As if construction wasn’t enough to cloud our vicinity with dust balls and ear wrenching sounds, smokers on campus have unofficially expanded their territory.
Have you ever passed behind Shima and found yourself holding your breath? Have you entered the Cunningham drop off circle, near the daycare center, and had the ventilation in your vehicle filled with polluted air? These are two problem areas on campus where people enjoy lighting up.
It’s an everyday occurrence to see large crowds of faculty, students and even non-students congregated between the Shima parking lot and the backside of the building.
This poses a problem.
According to state law, no smoking is allowed within 20 feet of any entrance. At Delta, the rules are more specific with smoking mostly only permitted in parking lots.
There are many, though, who have become comfortable smoking wherever they please.
What are the consequences to breaking these rules?
According to campus police, the area behind Shima was an actual designated smoking area created as a courtesy to smokers in 2001.

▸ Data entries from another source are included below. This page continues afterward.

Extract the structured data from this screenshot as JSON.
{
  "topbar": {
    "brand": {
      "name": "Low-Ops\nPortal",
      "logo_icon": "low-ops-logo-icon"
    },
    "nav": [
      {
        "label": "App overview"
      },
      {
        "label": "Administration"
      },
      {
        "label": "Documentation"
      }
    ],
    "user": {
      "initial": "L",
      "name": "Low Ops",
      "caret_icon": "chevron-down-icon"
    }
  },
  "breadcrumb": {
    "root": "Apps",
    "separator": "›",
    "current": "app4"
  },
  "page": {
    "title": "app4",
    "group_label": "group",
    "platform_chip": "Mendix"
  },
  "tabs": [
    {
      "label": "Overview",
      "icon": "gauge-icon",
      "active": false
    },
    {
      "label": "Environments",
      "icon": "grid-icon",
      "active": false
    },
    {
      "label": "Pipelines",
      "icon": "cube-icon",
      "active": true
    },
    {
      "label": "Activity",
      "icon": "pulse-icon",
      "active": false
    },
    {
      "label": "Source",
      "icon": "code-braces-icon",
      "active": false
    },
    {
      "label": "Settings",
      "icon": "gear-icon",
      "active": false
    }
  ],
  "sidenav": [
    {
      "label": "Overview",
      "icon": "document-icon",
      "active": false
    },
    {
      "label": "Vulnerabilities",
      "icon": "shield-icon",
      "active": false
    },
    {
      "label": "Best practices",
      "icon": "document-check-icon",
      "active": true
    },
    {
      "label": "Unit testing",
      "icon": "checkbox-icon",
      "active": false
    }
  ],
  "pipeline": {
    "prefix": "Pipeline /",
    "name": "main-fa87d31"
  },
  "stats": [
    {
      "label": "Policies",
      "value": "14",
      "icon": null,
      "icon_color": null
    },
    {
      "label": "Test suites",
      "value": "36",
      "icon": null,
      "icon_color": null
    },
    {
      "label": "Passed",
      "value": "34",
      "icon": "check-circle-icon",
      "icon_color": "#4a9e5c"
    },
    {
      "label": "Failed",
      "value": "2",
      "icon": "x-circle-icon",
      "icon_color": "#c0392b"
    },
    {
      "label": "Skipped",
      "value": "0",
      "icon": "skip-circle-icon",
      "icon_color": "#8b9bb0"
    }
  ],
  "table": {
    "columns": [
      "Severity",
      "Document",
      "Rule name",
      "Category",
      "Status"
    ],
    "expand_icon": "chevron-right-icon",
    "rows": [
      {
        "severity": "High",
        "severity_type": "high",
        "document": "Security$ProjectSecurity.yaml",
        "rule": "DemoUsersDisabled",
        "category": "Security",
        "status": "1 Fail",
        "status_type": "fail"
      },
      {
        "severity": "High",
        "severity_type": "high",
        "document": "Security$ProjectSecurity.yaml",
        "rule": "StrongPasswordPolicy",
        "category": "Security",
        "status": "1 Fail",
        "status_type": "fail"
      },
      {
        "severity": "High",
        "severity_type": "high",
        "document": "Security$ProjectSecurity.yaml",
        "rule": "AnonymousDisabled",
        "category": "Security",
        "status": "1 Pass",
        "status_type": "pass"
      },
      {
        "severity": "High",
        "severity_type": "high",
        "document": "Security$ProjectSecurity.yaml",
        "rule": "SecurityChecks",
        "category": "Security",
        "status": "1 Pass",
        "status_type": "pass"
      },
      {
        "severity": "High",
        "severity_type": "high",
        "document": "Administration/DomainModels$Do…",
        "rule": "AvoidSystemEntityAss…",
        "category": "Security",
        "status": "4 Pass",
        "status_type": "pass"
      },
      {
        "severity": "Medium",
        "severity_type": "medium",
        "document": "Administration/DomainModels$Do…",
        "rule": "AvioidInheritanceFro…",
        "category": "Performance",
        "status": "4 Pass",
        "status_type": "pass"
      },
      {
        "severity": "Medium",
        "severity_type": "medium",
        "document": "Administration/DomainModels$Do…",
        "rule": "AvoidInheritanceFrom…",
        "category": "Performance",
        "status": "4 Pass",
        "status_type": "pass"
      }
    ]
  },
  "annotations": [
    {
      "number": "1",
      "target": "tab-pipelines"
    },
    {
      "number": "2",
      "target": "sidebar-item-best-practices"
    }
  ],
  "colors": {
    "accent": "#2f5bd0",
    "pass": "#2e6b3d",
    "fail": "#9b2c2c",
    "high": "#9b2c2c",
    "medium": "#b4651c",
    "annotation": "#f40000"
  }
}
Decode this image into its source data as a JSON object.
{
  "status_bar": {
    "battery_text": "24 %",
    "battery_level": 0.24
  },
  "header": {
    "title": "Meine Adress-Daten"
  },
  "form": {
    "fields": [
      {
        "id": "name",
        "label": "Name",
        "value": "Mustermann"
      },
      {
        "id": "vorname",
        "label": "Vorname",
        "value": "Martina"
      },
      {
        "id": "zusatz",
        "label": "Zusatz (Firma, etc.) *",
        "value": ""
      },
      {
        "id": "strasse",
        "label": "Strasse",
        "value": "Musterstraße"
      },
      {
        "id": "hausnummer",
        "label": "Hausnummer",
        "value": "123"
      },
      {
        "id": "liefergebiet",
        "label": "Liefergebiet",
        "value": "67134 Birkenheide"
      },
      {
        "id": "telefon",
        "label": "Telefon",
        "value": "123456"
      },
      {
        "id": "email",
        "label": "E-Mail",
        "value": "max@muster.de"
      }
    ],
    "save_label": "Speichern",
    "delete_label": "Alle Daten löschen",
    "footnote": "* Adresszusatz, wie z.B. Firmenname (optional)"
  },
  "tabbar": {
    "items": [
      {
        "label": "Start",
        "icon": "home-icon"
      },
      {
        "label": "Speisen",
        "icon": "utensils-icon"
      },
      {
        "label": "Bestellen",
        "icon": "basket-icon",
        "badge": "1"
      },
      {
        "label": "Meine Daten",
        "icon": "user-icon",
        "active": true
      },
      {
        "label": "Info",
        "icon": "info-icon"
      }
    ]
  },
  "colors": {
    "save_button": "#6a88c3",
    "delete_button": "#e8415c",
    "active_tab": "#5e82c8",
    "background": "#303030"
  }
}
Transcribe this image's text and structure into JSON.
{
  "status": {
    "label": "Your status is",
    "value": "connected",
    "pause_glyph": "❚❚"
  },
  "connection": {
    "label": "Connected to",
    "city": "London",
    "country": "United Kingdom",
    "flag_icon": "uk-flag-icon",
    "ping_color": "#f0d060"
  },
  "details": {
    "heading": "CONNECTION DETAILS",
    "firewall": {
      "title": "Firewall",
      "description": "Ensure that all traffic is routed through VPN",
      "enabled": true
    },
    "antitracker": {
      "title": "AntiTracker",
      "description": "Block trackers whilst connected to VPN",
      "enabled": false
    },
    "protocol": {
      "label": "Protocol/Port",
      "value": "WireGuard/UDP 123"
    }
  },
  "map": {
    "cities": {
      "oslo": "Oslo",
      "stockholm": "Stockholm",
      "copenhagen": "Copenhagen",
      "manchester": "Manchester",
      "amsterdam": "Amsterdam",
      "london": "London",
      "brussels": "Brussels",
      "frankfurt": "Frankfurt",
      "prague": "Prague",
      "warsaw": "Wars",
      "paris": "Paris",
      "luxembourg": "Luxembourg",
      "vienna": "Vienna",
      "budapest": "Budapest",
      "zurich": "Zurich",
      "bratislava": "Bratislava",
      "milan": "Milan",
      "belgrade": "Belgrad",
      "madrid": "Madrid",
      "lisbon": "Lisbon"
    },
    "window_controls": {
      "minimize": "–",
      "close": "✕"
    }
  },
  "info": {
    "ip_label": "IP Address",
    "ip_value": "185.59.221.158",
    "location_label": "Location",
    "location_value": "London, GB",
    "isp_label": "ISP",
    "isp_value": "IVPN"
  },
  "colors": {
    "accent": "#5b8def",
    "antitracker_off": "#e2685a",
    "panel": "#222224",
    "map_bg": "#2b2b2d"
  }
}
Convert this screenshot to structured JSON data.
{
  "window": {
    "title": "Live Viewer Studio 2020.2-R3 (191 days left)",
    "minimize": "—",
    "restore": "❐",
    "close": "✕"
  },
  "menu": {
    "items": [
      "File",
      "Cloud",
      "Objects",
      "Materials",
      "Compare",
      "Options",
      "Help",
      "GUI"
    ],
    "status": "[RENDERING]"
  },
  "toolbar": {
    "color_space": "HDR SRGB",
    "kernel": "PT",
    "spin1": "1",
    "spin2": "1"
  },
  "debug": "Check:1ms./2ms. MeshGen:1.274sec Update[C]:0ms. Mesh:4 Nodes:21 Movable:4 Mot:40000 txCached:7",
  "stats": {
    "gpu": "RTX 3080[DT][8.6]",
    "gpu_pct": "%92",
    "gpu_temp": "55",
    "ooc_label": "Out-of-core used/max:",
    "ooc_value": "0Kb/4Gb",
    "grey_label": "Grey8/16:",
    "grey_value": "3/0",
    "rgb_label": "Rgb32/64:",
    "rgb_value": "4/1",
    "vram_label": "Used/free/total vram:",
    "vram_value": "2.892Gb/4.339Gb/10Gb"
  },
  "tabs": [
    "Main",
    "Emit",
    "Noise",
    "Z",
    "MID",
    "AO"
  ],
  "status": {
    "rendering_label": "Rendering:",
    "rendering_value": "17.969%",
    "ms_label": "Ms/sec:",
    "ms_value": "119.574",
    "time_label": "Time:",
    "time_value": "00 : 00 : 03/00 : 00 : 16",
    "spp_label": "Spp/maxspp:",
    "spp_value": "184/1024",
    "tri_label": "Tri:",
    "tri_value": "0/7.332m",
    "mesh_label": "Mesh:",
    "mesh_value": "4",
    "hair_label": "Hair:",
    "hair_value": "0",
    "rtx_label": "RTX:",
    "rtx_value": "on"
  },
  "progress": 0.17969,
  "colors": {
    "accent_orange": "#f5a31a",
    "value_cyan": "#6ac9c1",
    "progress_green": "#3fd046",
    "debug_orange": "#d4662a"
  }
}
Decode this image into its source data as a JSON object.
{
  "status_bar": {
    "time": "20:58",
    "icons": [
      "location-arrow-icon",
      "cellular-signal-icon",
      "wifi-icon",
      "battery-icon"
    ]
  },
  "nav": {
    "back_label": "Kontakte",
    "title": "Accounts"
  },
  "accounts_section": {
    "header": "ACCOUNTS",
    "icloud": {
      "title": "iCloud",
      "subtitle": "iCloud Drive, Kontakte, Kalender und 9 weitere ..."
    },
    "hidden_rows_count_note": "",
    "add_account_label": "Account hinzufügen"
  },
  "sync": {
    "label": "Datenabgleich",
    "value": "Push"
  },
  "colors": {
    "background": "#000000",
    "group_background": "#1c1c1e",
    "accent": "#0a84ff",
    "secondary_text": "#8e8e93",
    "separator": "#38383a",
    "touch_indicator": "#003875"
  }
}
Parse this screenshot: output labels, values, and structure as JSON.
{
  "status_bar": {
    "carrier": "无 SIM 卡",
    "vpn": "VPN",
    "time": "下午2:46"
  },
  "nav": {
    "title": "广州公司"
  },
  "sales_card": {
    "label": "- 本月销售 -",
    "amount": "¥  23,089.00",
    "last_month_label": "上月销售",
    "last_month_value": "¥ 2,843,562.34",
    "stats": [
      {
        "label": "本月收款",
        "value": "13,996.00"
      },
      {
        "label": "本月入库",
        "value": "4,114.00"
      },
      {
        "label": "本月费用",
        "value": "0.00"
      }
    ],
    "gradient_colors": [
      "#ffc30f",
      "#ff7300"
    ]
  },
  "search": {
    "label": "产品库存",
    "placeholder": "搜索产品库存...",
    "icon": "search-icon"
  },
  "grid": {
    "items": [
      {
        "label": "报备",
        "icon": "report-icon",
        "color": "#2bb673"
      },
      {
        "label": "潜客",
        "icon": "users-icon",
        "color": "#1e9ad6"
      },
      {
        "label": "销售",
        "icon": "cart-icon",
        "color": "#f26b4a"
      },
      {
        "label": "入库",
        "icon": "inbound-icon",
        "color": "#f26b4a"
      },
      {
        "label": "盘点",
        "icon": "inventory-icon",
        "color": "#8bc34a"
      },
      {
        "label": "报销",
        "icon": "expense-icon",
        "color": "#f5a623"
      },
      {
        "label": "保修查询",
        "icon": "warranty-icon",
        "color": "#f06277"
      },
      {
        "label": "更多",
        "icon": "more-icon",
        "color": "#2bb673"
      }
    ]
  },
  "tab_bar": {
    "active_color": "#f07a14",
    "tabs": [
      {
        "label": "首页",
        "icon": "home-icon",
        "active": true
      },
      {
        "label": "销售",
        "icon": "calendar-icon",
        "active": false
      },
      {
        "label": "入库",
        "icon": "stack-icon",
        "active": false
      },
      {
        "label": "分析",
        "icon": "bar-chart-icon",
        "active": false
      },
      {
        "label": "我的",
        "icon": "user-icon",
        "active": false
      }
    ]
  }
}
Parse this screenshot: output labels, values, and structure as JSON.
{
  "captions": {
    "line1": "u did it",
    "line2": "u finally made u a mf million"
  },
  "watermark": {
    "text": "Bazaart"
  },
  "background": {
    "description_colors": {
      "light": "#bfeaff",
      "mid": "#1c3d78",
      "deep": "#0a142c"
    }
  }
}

This area expanded as the location became a popular hangout. Therefore the consequences have been a mere slap on the wrist.
But these well-known smoking areas pose a threat to the safety of students.
People with health problems, such as asthma, are especially affected. Not only is this problem a threat to students, it now becomes hazardous to their offspring.
The Cunningham circle is also a popular area for smokers. This means day care children are exposed to smoke secondhand.
Students have had harsh consequences when it comes to rude behavior, but it seems as if the smoking matter has not been taken serious enough.
Are we going to wait for students to smoke inside classrooms for this to be addressed?
Smokers on campus need harsher consequences. Yes, complaints have been filed. But more action needs to follow.
We understand campus police are pursuing a smoke-free campus for 2011.
We think this is a solid resolution to help us breathe clean air once again.